Quinn crested the levee and spotted a pair of fat water moccasins sunning themselves on the banks. H
e moved slow and careful through the grass and blasted a fat one in half and reracked a load, sending the other one dropping in pieces into the water.
“They dead?” Jason asked in a soft country accent.
“Just scared ’em a little,” Quinn said, toeing his boot at a piece he missed, Jason not seeing the bloody parts as they rolled into the pond with a plop.
DONNIE VARNER EXPECTED the Mexicans at four, but they didn’t get to his gun range till nearly six, Donnie having to turn on the lights fashioned into his tall pines to give them a decent enough view to shoot. There were four more of them and Alejandro and the girl, the fine-looking one named Luz. She wore jeans and pointy-toed boots and a bright red leather jacket, black hair spilling over her shoulders and down her back, reminding him of a horse’s mane.
He smiled at her when she climbed out of the back of the black Cadillac Escalade and surveyed the bare hills and ruined land around the range, the trailer where he kept his shop, another he rented to Tiny, and up the hill to the small Airstream he called home. The sign out on Highway 9 read southern comfort.
He was glad to see her. But, man, Alejandro sure was a freak show.
The tattoos of the horns and numbers and shit looked even stranger in the harsh artificial light. He burned off a cigarette and reached for another. Three of the other men were big hard-looking Mexes in T-shirts and jeans. The other was just a boy, Donnie figuring him not to be much more than fourteen, holstering a goddamn Glock 9 on his belt.
No introductions asked for or given.
“Thought we agreed on just you and Alejandro?” Donnie asked.

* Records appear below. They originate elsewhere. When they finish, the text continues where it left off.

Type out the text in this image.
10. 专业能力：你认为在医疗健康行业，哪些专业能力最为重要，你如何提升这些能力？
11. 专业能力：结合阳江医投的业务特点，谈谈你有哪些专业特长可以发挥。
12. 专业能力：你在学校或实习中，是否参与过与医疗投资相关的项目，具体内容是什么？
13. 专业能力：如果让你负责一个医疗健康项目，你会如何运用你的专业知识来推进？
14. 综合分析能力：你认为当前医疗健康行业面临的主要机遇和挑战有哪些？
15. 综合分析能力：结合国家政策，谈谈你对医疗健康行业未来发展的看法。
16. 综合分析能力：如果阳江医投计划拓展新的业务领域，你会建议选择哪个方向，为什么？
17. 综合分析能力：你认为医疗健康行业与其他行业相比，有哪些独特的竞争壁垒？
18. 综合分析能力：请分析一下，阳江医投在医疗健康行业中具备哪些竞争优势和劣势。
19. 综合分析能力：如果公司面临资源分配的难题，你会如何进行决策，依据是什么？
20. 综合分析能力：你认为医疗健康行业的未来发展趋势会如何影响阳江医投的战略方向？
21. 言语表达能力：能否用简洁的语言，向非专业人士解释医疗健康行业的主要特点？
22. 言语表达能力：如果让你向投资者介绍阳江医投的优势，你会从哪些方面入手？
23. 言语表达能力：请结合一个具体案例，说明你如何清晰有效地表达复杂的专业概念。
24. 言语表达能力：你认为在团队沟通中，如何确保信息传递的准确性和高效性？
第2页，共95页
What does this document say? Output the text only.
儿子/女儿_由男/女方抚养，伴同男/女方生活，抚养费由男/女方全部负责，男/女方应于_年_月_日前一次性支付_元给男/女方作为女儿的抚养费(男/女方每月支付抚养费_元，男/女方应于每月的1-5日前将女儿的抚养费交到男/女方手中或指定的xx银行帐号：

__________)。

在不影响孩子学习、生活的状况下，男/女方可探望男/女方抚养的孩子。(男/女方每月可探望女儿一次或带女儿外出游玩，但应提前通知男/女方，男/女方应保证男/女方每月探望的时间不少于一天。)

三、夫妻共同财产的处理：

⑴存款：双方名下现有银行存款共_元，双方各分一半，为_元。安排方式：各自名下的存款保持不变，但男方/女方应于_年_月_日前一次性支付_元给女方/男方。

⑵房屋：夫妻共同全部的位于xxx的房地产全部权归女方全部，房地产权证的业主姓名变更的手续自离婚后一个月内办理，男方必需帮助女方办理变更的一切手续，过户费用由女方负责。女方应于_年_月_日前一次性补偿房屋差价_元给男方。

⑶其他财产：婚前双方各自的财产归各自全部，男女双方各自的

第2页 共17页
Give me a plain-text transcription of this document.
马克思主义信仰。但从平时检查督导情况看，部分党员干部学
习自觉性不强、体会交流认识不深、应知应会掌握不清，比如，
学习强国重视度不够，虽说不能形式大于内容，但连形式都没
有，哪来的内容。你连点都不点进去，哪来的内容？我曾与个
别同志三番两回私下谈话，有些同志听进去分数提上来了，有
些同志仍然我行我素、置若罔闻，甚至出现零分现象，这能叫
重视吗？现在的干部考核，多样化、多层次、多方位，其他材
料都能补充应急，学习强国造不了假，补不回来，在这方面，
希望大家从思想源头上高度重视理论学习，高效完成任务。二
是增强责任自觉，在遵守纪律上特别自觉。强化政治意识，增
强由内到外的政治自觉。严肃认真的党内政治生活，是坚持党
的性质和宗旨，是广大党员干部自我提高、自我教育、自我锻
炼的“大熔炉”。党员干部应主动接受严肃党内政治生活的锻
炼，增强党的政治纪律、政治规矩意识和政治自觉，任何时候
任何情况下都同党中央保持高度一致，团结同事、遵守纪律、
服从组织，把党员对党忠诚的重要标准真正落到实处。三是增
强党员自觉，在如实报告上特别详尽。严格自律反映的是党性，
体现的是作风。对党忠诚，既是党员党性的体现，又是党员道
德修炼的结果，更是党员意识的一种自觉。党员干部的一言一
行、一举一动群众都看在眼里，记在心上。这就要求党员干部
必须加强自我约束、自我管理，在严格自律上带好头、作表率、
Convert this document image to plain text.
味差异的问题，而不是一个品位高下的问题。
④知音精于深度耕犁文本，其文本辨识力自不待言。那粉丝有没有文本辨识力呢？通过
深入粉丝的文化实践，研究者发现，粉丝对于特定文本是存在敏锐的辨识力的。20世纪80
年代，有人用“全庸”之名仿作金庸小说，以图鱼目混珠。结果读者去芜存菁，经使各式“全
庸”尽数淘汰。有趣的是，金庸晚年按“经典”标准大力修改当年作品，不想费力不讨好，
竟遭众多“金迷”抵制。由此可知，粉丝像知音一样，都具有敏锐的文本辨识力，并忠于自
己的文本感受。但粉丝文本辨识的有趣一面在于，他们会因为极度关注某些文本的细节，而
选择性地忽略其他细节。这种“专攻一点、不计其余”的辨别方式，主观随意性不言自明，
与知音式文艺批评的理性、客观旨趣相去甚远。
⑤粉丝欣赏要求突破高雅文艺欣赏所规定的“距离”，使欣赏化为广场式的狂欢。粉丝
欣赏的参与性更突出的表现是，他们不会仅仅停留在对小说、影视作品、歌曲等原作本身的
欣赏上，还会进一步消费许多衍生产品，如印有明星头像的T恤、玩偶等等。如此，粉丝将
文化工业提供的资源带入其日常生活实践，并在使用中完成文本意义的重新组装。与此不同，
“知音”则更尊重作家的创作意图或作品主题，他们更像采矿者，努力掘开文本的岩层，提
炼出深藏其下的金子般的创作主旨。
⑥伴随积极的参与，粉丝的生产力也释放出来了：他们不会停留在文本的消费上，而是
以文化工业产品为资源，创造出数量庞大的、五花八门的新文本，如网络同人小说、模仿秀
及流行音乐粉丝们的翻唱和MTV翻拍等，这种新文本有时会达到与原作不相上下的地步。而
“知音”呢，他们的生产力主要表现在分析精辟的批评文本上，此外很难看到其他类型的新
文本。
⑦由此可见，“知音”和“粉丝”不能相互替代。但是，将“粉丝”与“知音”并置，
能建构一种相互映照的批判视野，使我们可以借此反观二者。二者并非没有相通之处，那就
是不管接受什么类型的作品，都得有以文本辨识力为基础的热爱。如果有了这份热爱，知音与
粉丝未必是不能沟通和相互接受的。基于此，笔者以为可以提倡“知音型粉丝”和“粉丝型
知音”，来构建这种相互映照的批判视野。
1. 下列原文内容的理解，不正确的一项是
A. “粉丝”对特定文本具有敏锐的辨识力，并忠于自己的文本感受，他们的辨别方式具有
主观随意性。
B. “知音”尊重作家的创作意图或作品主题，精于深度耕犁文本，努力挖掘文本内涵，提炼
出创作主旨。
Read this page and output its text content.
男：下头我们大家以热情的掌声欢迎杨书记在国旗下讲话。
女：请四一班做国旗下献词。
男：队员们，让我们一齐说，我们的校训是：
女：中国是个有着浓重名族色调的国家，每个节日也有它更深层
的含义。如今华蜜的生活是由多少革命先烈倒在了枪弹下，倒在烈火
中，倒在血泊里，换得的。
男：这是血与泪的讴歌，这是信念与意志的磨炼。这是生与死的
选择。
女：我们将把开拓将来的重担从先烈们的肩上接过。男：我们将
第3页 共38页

Luz shrugged. “They wanted to shoot.”
“What’s to stop them from shooting my ass and taking the goddamn guns?”
She looked to the tree line where Donnie had spread out his boys Tiny and Shane with deer rifles just in case the party got a little ugly. She turned to him and smiled and said, “The guns?”
He walked the Mexicans over to some tables built with scraps of lumber, a rusted tin roof nailed overhead on four-by-four posts. Donnie snatched a blue tarp from a big table and showed off the weapons along with some ammo. Right then, it started to rain.